Der er brug for både en ny politistruktur og retssystem, hvis Mexico vil den omfattende og fatale kriminalitet til livs, fastslår International Crisis Group
Bruxelles: Mexico must build an effective police and justice system, as well as implement comprehensive social programs, if it is to escape the extraordinary violence triggered by the country’s destructive cartels in extortion, kidnapping and control of transnational crime, says report from International Crisis Group.
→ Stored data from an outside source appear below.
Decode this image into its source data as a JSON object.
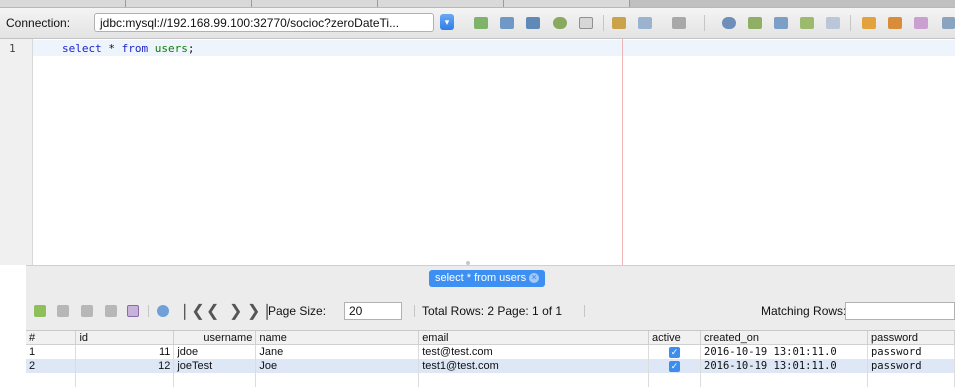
{
  "toolbar": {
    "connection_label": "Connection:",
    "connection_value": "jdbc:mysql://192.168.99.100:32770/socioc?zeroDateTi..."
  },
  "editor": {
    "line_number": "1",
    "code": {
      "kw1": "select",
      "star": " * ",
      "kw2": "from",
      "table": "users",
      "end": ";"
    }
  },
  "output": {
    "result_tab_label": "select * from users",
    "page_size_label": "Page Size:",
    "page_size_value": "20",
    "total_rows_text": "Total Rows: 2  Page: 1 of 1",
    "matching_rows_label": "Matching Rows:"
  },
  "grid": {
    "columns": [
      "#",
      "id",
      "username",
      "name",
      "email",
      "active",
      "created_on",
      "password"
    ],
    "rows": [
      {
        "n": "1",
        "id": "11",
        "username": "jdoe",
        "name": "Jane",
        "email": "test@test.com",
        "active": true,
        "created_on": "2016-10-19 13:01:11.0",
        "password": "password"
      },
      {
        "n": "2",
        "id": "12",
        "username": "joeTest",
        "name": "Joe",
        "email": "test1@test.com",
        "active": true,
        "created_on": "2016-10-19 13:01:11.0",
        "password": "password"
      }
    ]
  },
  "colors": {
    "accent": "#3d8ff2",
    "keyword": "#1d23c9",
    "identifier": "#0a7d0a"
  },
  "icons": [
    "dropdown-icon",
    "run-icon",
    "stop-icon",
    "refresh-icon",
    "first-page-icon",
    "prev-page-icon",
    "next-page-icon",
    "last-page-icon",
    "close-icon",
    "checkbox-checked-icon"
  ]
}
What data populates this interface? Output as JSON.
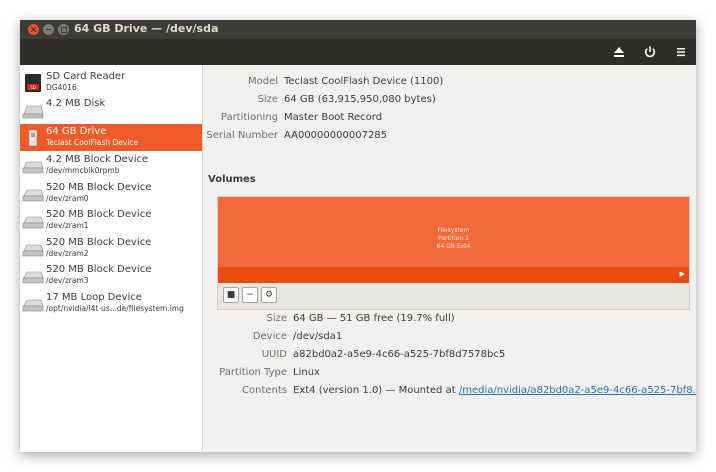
{
  "window": {
    "title": "64 GB Drive — /dev/sda"
  },
  "toolbar": {
    "buttons": [
      {
        "name": "eject",
        "icon": "eject-icon"
      },
      {
        "name": "power",
        "icon": "power-icon"
      },
      {
        "name": "menu",
        "icon": "hamburger-menu-icon"
      }
    ]
  },
  "sidebar": {
    "items": [
      {
        "name": "SD Card Reader",
        "sub": "DG4016",
        "icon": "sd-card-icon"
      },
      {
        "name": "4.2 MB Disk",
        "sub": "",
        "icon": "disk-icon"
      },
      {
        "name": "64 GB Drive",
        "sub": "Teclast CoolFlash Device",
        "icon": "usb-drive-icon",
        "selected": true
      },
      {
        "name": "4.2 MB Block Device",
        "sub": "/dev/mmcblk0rpmb",
        "icon": "block-device-icon"
      },
      {
        "name": "520 MB Block Device",
        "sub": "/dev/zram0",
        "icon": "block-device-icon"
      },
      {
        "name": "520 MB Block Device",
        "sub": "/dev/zram1",
        "icon": "block-device-icon"
      },
      {
        "name": "520 MB Block Device",
        "sub": "/dev/zram2",
        "icon": "block-device-icon"
      },
      {
        "name": "520 MB Block Device",
        "sub": "/dev/zram3",
        "icon": "block-device-icon"
      },
      {
        "name": "17 MB Loop Device",
        "sub": "/opt/nvidia/l4t-us...de/filesystem.img",
        "icon": "block-device-icon"
      }
    ]
  },
  "drive": {
    "model_label": "Model",
    "model": "Teclast CoolFlash Device (1100)",
    "size_label": "Size",
    "size": "64 GB (63,915,950,080 bytes)",
    "partitioning_label": "Partitioning",
    "partitioning": "Master Boot Record",
    "serial_label": "Serial Number",
    "serial": "AA00000000007285"
  },
  "volumes": {
    "heading": "Volumes",
    "partition": {
      "line1": "Filesystem",
      "line2": "Partition 1",
      "line3": "64 GB Ext4"
    },
    "buttons": [
      {
        "name": "stop",
        "glyph": "■"
      },
      {
        "name": "minus",
        "glyph": "−"
      },
      {
        "name": "settings",
        "glyph": "⚙"
      }
    ],
    "colors": {
      "partition": "#f26a3b",
      "partition_selected_strip": "#ea4c12"
    }
  },
  "partition_details": {
    "size_label": "Size",
    "size": "64 GB — 51 GB free (19.7% full)",
    "device_label": "Device",
    "device": "/dev/sda1",
    "uuid_label": "UUID",
    "uuid": "a82bd0a2-a5e9-4c66-a525-7bf8d7578bc5",
    "type_label": "Partition Type",
    "type": "Linux",
    "contents_label": "Contents",
    "contents_prefix": "Ext4 (version 1.0) — Mounted at ",
    "mount_link": "/media/nvidia/a82bd0a2-a5e9-4c66-a525-7bf8..."
  }
}
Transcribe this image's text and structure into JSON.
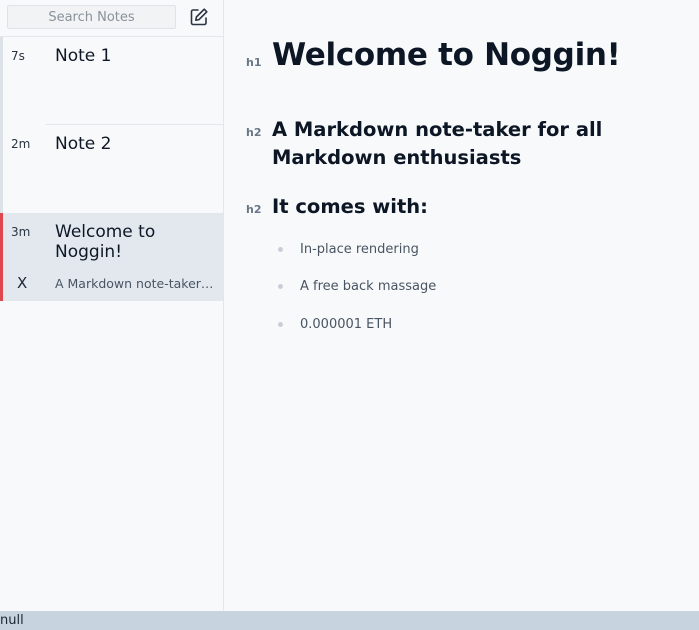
{
  "search": {
    "placeholder": "Search Notes"
  },
  "sidebar": {
    "new_note_icon": "edit-icon",
    "notes": [
      {
        "age": "7s",
        "title": "Note 1",
        "active": false
      },
      {
        "age": "2m",
        "title": "Note 2",
        "active": false
      },
      {
        "age": "3m",
        "title": "Welcome to Noggin!",
        "active": true,
        "delete_label": "X",
        "preview": "A Markdown note-taker for all Markdown enthusiasts"
      }
    ]
  },
  "document": {
    "h1": {
      "tag": "h1",
      "text": "Welcome to Noggin!"
    },
    "h2_first": {
      "tag": "h2",
      "text": "A Markdown note-taker for all Markdown enthusiasts"
    },
    "h2_second": {
      "tag": "h2",
      "text": "It comes with:"
    },
    "list": [
      "In-place rendering",
      "A free back massage",
      "0.000001 ETH"
    ]
  },
  "status_bar": {
    "text": "null"
  },
  "colors": {
    "accent": "#e0464e",
    "active_bg": "#e3e8ef",
    "status_bg": "#c8d3e0"
  }
}
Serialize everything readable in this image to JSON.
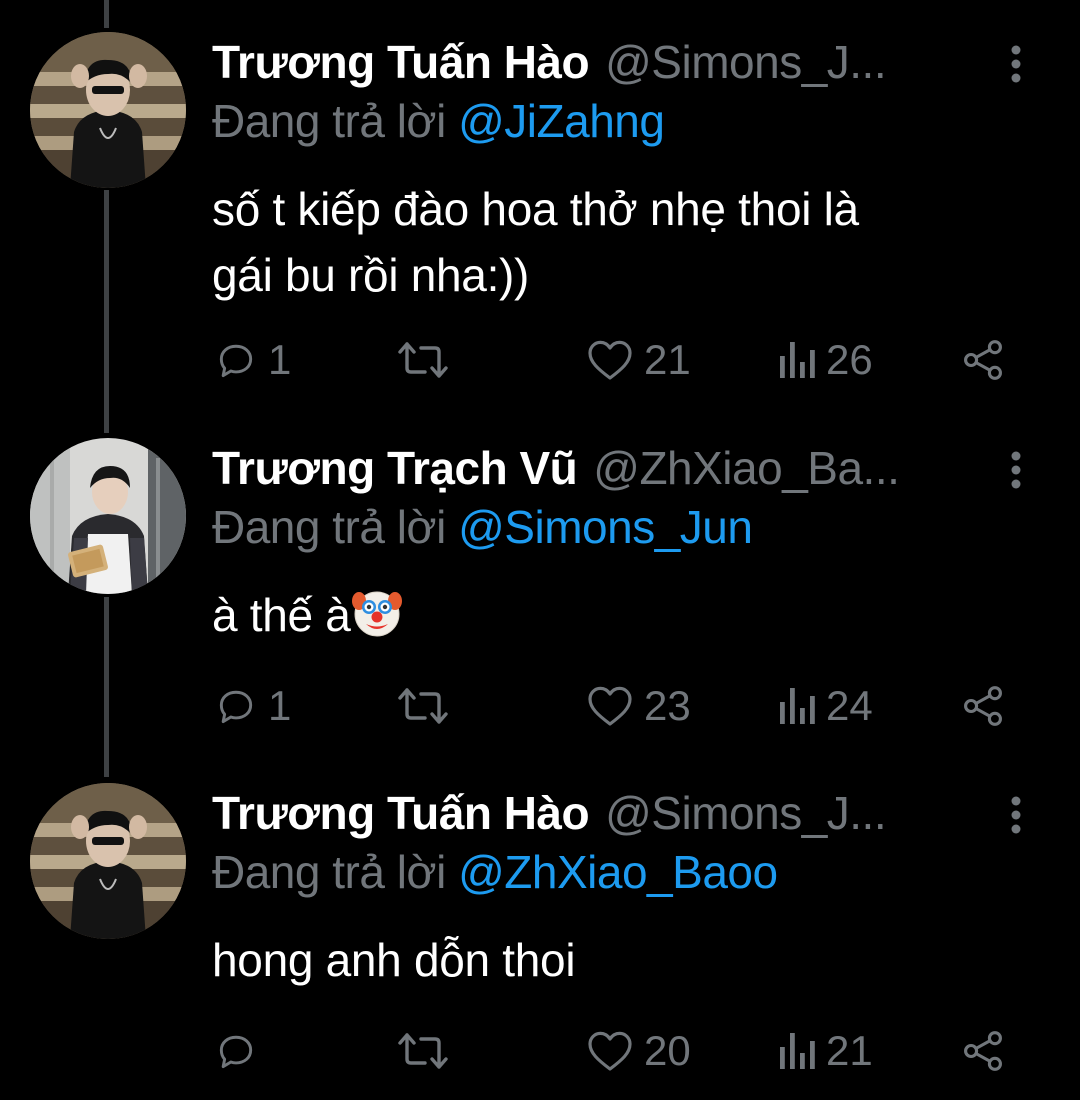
{
  "colors": {
    "background": "#000000",
    "name": "#ffffff",
    "secondary": "#71767b",
    "mention": "#1d9bf0",
    "thread_line": "#3e4144"
  },
  "reply_prefix": "Đang trả lời",
  "tweets": [
    {
      "author_name": "Trương Tuấn Hào",
      "handle": "@Simons_J...",
      "reply_to": "@JiZahng",
      "text_line1": "số t kiếp đào hoa thở nhẹ thoi là",
      "text_line2": "gái bu rồi nha:))",
      "replies": "1",
      "retweets": "",
      "likes": "21",
      "views": "26"
    },
    {
      "author_name": "Trương Trạch Vũ",
      "handle": "@ZhXiao_Ba...",
      "reply_to": "@Simons_Jun",
      "text_line1": "à thế à",
      "emoji": "clown-face",
      "replies": "1",
      "retweets": "",
      "likes": "23",
      "views": "24"
    },
    {
      "author_name": "Trương Tuấn Hào",
      "handle": "@Simons_J...",
      "reply_to": "@ZhXiao_Baoo",
      "text_line1": "hong anh dỗn thoi",
      "replies": "",
      "retweets": "",
      "likes": "20",
      "views": "21"
    }
  ],
  "icons": {
    "reply": "reply-icon",
    "retweet": "retweet-icon",
    "like": "heart-icon",
    "views": "views-icon",
    "share": "share-icon",
    "more": "more-vertical-icon"
  }
}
Peña Nieto’s Challenge: Criminal Cartels and Rule of Law in Mexico, is the International Crisis Group’s first report on the country with the world’s fourteenth largest economy but also one of its worst cases of deadly criminal violence. It analyses the Herculean challenge Mexico faces: from the north, pressure to stop the flow of narcotics to U.S. users; domestically, to reduce the killings, kidnappings and extortion by criminal organisations financed largely by the illegal drugs trade. Without institutional reform, efforts to combat the violence may be ineffective; with such reform, supported by programs to rescue the poor, there is hope for a sustainable end to this devastating problem.
“Cartels challenge the fundamental nature of the state, not by threatening to capture it, but by damaging and weakening it”, says Mark Schneider, Crisis Group’s Special Adviser on Latin America. “Washington needs to better control trafficking in guns, especially assault rifles, from U.S. suppliers that give the cartels as much firepower as the security forces they face”.